Na cena, Rui introduz um objeto-de-discurso –
“num gancho de uma piada” – cujo significado Vani não compreende. Rui faz uma
categorização cuja compreensão depende de experiências prévias e subjetivas
(rotinas) com o “contar piada”. Trata-se de um conhecimento bem específico que
Rui detinha e que não fazia parte do background
de Vani. Rui poderia selecionar outra forma de categorização mais
compreensível, por exemplo, “clímax da piada (?)”; mas decidiu por enunciar a
definição do referente “num gancho de uma piada”. A construção dos
objetos-de-discurso é sempre cooperativa. No diálogo subsequente de Vani com
uma amiga, Vani também se vê em face da necessidade de definir o
objeto-de-discurso “num gancho de uma piada”, quando sua amiga lhe evidencia
não ter entendido o seu significado.
Nas duas reconstruções de uma situação de fala,
tanto o referente “água” quanto o referente “num gancho de uma piada” não devem
ser vistos como objetos do mundo exterior, mas como objetos do mundo
discursivo, objetos que se constroem discursivamente; que existem, se mantêm,
se modificam no discurso.
Segundo as autoras, a construção da sintaxe do
discurso na modalidade oral é marcada por hesitações, interrupções da
linearidade sintagmática, mudanças e rupturas do tratamento sintático em tempo real.

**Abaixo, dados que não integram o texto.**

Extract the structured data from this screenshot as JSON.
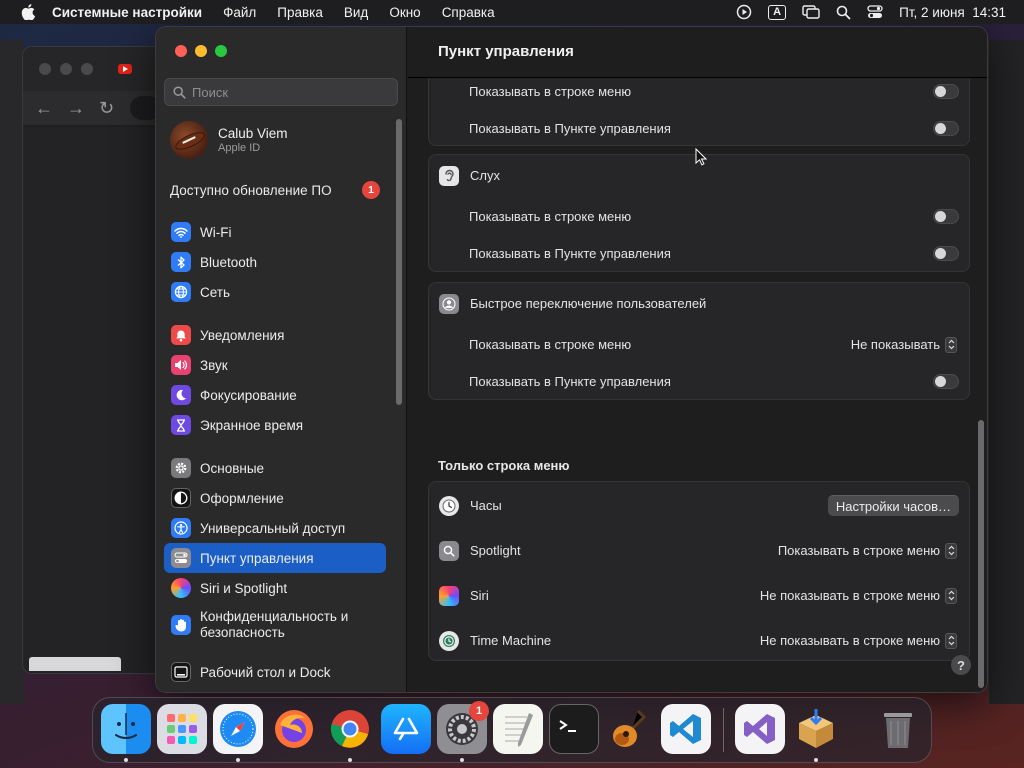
{
  "menubar": {
    "app_name": "Системные настройки",
    "menus": [
      "Файл",
      "Правка",
      "Вид",
      "Окно",
      "Справка"
    ],
    "keyboard_layout": "A",
    "datetime": "Пт, 2 июня  14:31"
  },
  "window": {
    "search_placeholder": "Поиск",
    "apple_id": {
      "name": "Calub Viem",
      "subtitle": "Apple ID"
    },
    "update": {
      "label": "Доступно обновление ПО",
      "badge": "1"
    },
    "sidebar": {
      "items": [
        {
          "label": "Wi-Fi",
          "icon": "wifi-icon"
        },
        {
          "label": "Bluetooth",
          "icon": "bluetooth-icon"
        },
        {
          "label": "Сеть",
          "icon": "globe-icon"
        },
        {
          "label": "Уведомления",
          "icon": "bell-icon"
        },
        {
          "label": "Звук",
          "icon": "speaker-icon"
        },
        {
          "label": "Фокусирование",
          "icon": "moon-icon"
        },
        {
          "label": "Экранное время",
          "icon": "hourglass-icon"
        },
        {
          "label": "Основные",
          "icon": "gear-icon"
        },
        {
          "label": "Оформление",
          "icon": "appearance-icon"
        },
        {
          "label": "Универсальный доступ",
          "icon": "accessibility-icon"
        },
        {
          "label": "Пункт управления",
          "icon": "control-center-icon",
          "selected": true
        },
        {
          "label": "Siri и Spotlight",
          "icon": "siri-icon"
        },
        {
          "label": "Конфиденциальность и безопасность",
          "icon": "hand-icon"
        },
        {
          "label": "Рабочий стол и Dock",
          "icon": "dock-icon"
        }
      ]
    },
    "main": {
      "title": "Пункт управления",
      "group_top": {
        "rows": [
          {
            "label": "Показывать в строке меню",
            "control": "toggle",
            "value": false
          },
          {
            "label": "Показывать в Пункте управления",
            "control": "toggle",
            "value": false
          }
        ]
      },
      "group_hearing": {
        "header": "Слух",
        "icon": "ear-icon",
        "rows": [
          {
            "label": "Показывать в строке меню",
            "control": "toggle",
            "value": false
          },
          {
            "label": "Показывать в Пункте управления",
            "control": "toggle",
            "value": false
          }
        ]
      },
      "group_user_switch": {
        "header": "Быстрое переключение пользователей",
        "icon": "user-icon",
        "rows": [
          {
            "label": "Показывать в строке меню",
            "control": "popup",
            "value": "Не показывать"
          },
          {
            "label": "Показывать в Пункте управления",
            "control": "toggle",
            "value": false
          }
        ]
      },
      "menubar_only": {
        "title": "Только строка меню",
        "rows": [
          {
            "label": "Часы",
            "icon": "clock-icon",
            "control": "button",
            "value": "Настройки часов…"
          },
          {
            "label": "Spotlight",
            "icon": "spotlight-icon",
            "control": "popup",
            "value": "Показывать в строке меню"
          },
          {
            "label": "Siri",
            "icon": "siri-icon",
            "control": "popup",
            "value": "Не показывать в строке меню"
          },
          {
            "label": "Time Machine",
            "icon": "time-machine-icon",
            "control": "popup",
            "value": "Не показывать в строке меню"
          }
        ]
      },
      "help": "?"
    }
  },
  "dock": {
    "apps": [
      {
        "name": "Finder",
        "icon": "finder-icon",
        "running": true
      },
      {
        "name": "Launchpad",
        "icon": "launchpad-icon",
        "running": false
      },
      {
        "name": "Safari",
        "icon": "safari-icon",
        "running": true
      },
      {
        "name": "Firefox",
        "icon": "firefox-icon",
        "running": false
      },
      {
        "name": "Chrome",
        "icon": "chrome-icon",
        "running": true
      },
      {
        "name": "App Store",
        "icon": "app-store-icon",
        "running": false
      },
      {
        "name": "Системные настройки",
        "icon": "system-settings-icon",
        "running": true,
        "badge": "1"
      },
      {
        "name": "TextEdit",
        "icon": "textedit-icon",
        "running": false
      },
      {
        "name": "Terminal",
        "icon": "terminal-icon",
        "running": false
      },
      {
        "name": "GarageBand",
        "icon": "garageband-icon",
        "running": false
      },
      {
        "name": "Visual Studio Code",
        "icon": "vscode-icon",
        "running": false
      },
      {
        "name": "Visual Studio",
        "icon": "visual-studio-icon",
        "running": false
      },
      {
        "name": "Installer",
        "icon": "installer-icon",
        "running": true
      },
      {
        "name": "Корзина",
        "icon": "trash-icon",
        "running": false
      }
    ]
  }
}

Esses fenômenos indicam que o locutor está operando processos de planificação
de escolhas paradigmáticas ou de buscas lexicais.
“(...)
hesitando sobre um lexema, o locutor ativa e produz uma lista de lexemas, que
podem estar ligados por uma relação de coordenação adicional ou podem
constituir uma série de candidatos mutuamente exclusivos, um estando mais
apropriado que outro (...) (p. 29)”.
É ponto pacífico a ideia de que a língua funciona
pela intersecção entre os planos paradigmático e sintagmático. Ao usar a
língua, o falante, de modo quase inconsciente, opera escolhas paradigmáticas e
as realiza sintagmaticamente à medida que vai produzindo seus textos. Nesse
processo de seleção-produção, sucedem, com frequência, hesitações, lapsos,
correções, ajustes, sempre tendo em vista a satisfação das necessidades
sociocomunicativas. Ora, quem fala ou escreve quer fazer-se entender e, no
momento mesmo em que vai construindo seu texto, vai fazendo escolhas que mais
adequadamente servirão para realizar seus objetivos. Esse processo não se dá
sem algum custo linguístico-cognitivo e pragmático. Sucede, com frequência, que
o falante hesite entre uma forma e outra, que faça ajustes on line em seu texto, que o interrompa num certo ponto para
fornecer esclarecimento sobre passagens anteriores, etc.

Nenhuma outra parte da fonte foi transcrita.